Pesquisa psicanalítica

De resto, quanto à psicanálise – a pesquisa psicanalítica – pode ela não ser influenciada por valores culturais dominantes, pelo espírito do tempo, e, enfim, pode ela realmente evitar os preconceitos? Não se subtrai a esta pergunta, que nos parece de bom senso e ele julga “insidiosa”, Sarantis Thanopulos, grego de origem, brilhante qüinquagenário da Sociedade psicanalítica italiana: “O trabalho do analista é construído em torno da necessidade de suspender seu juízo, para restituir a palavra à interioridade dos seus pacientes: as mudanças na sociedade e na cultura tendem a entrar na psicanálise sobretudo através dos seus “casos”.

E já que a interioridade, em cada um de nós, encontra sua dimensão mais privada nos desajustes com os tempos da vida, a psicanálise está dentro e fora do seu tempo, permanece sempre “intempestiva”. De resto, se até as idéias dos físicos e dos matemáticos estão em estreita relação com a cultura do seu tempo, como poderia a psicanálise estar imune às mudanças culturais, não ser influenciada”?

O que Thanopulos, no entanto, exclui é uma ausência suspeita de “problematização” quando se fala de sexualidade em geral, e de homossexualidade em particular. Aquele politicamente correto que tende a banalizar e, sobretudo dissimular as desconfianças, o sarcasmo, certas formas mais ou menos sutis de recusa. Diz ele: “Considero infundada a idéia de que o erotismo homossexual seja patológico, mas não me parece o caso de empenhar-se para fazer as contas entre os “inovadores” e os “conservadores”, porque na realidade cada posição é legítima e problematiza a outra. Acima de tudo, não esquecerei que certo aspecto “herético”, certo “desvio” da homossexualidade sempre teve uma função muito importante: a de desestabilizar o estatuto normativo da sexualidade. Por certo, não é possível fixar eternamente os homossexuais ao polo transgressor da sexualidade, mas é preciso estar atentos – na passagem para a “normalização” – a não perder de vista o sentido profundo das diferenças, a cancelar as tensões que existem. O nosso mundo interno é habitado por fantasias heterossexuais e homossexuais – por aquela bissexualidade psíquica de que falava Freud. Creio que deixar de promover esta dialética dentro de nós, também com os conflitos que comporta, seria uma simplificação e um empobrecimento da vida interior”. Muito interessante é a posição de Thanopulos sobre aquele que define o componente homossexual nas relações entre homem e mulher, “lá onde – lê-se em hipótese gay – a diferença dos sexos é ao mesmo tempo desejada e repudiada”. Quem explica “O estatuto da sexualidade é sempre antinômico, porque o encontro com um outro corpo consente, tanto em perder a si póprio como em reencontrar-se. Aqui uma corrente “homofílica” vem em socorro da heterossexualidade, porque atenua e ao mesmo tempo protege o encontro com o outro sexo. Quando, no entanto, na vida adulta permanece a ferida da adolescência, no encontro erótico entre homem e mulher um certo componente homossexual pode dominar a cena”.

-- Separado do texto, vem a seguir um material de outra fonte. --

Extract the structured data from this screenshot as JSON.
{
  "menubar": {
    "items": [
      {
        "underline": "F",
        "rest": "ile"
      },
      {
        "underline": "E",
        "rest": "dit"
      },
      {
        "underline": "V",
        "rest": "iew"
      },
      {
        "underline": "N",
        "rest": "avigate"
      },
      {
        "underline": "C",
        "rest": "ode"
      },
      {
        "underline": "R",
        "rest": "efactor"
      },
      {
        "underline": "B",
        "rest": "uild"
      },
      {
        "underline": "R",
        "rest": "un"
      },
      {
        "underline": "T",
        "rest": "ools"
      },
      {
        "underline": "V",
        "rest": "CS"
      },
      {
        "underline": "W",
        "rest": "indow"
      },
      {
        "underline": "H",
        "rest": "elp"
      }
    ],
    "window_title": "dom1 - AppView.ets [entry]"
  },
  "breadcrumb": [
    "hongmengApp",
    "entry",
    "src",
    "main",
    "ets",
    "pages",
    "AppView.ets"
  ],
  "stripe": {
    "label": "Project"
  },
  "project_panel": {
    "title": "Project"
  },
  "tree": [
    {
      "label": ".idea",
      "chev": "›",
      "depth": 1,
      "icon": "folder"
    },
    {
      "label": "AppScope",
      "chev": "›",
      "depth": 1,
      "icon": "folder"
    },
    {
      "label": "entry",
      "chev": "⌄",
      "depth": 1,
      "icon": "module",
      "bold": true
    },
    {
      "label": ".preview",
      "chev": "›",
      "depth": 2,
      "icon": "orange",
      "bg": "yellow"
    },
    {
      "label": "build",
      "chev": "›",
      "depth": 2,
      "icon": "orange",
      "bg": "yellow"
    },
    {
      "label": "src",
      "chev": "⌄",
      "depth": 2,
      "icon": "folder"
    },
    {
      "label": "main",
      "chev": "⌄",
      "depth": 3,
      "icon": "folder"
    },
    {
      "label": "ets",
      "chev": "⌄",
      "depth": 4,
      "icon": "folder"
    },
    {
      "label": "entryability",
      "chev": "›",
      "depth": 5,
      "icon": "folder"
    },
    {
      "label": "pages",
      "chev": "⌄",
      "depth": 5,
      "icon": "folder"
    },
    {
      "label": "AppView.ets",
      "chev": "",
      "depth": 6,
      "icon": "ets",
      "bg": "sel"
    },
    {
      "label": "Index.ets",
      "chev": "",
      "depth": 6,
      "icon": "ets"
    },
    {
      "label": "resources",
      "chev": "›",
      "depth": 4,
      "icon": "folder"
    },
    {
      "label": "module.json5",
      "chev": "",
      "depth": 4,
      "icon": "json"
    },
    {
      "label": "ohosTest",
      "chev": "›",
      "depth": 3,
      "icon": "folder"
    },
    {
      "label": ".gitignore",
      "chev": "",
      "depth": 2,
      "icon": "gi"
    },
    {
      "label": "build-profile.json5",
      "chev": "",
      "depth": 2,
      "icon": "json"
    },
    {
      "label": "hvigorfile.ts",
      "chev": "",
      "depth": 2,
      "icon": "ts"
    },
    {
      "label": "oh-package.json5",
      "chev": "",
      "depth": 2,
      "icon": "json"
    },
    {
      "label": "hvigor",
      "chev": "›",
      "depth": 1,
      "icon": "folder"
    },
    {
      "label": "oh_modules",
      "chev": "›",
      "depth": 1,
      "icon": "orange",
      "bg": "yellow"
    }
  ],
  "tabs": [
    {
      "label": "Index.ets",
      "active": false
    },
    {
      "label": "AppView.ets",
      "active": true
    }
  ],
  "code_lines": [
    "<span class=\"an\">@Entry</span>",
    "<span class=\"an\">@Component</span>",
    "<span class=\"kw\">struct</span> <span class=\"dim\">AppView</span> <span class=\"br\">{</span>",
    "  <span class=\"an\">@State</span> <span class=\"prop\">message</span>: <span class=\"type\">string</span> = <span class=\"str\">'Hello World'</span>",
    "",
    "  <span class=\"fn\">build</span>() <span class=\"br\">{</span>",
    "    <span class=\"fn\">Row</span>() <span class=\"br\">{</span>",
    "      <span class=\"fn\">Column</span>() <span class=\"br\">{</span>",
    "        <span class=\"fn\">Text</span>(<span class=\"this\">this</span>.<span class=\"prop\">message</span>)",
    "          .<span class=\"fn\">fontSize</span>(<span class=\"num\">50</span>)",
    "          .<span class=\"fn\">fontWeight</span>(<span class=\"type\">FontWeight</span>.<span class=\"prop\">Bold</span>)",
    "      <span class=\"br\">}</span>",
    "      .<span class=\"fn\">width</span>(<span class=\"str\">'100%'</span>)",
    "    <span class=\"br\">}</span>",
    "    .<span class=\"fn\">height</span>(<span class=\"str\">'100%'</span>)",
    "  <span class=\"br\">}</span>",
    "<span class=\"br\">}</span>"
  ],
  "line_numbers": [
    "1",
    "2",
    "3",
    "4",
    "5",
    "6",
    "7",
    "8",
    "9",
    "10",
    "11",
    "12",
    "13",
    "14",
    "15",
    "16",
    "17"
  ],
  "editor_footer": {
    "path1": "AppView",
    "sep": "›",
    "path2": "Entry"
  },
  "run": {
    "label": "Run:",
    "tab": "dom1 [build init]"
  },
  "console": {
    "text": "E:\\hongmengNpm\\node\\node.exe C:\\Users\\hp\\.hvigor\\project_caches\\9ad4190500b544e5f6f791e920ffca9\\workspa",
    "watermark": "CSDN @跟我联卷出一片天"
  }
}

Mais em geral, diz Thanopulos – o verdadeiro perigo hoje “é a sempre mais difusa presença de “auto-erotismo” destacado do resto da sexualidade, que golpeia em igual medida relações homossexuais e heterossexuais. Nesta deriva, o outro torna-se um instrumento de prazer: não é mais um sujeito, não é uma pessoa inteira e autônoma, na realidade não te envolve, não pode entrar na tua vida”.

O verdadeiro divisor de águas

O verdadeiro divisor de águas na sexualidade humana não seria, então, entre heterossexualidade e homossexualidade, mas antes entre um auto-erotismo de sinal narcisóide e a capacidade de reconhecimento profundo do outro: aquela que os analistas definem como “escolha objetal” e nós, mais simplesmente, diremos: amar verdadeiramente alguém, seja homem ou mulher.

Em todo o caso, os analistas de hoje parecem agora muito longe de considerar os homossexuais como “doentes”. Talvez um pouco perversos, compulsivos, imaturos, narcisóides, regressivos, talvez sim, ainda. E talvez não possa fazer sucesso a citação de um grande autor como Christopher Bollas, que já em 1992 escrevia: “toda tentativa de construir uma teoria geral da homossexualidade pode ser satisfeita somente ao preço de graves distorções das discretas e importantes diferenças entre homossexuais, ato que poderia constituir um “genocídio intelectual”.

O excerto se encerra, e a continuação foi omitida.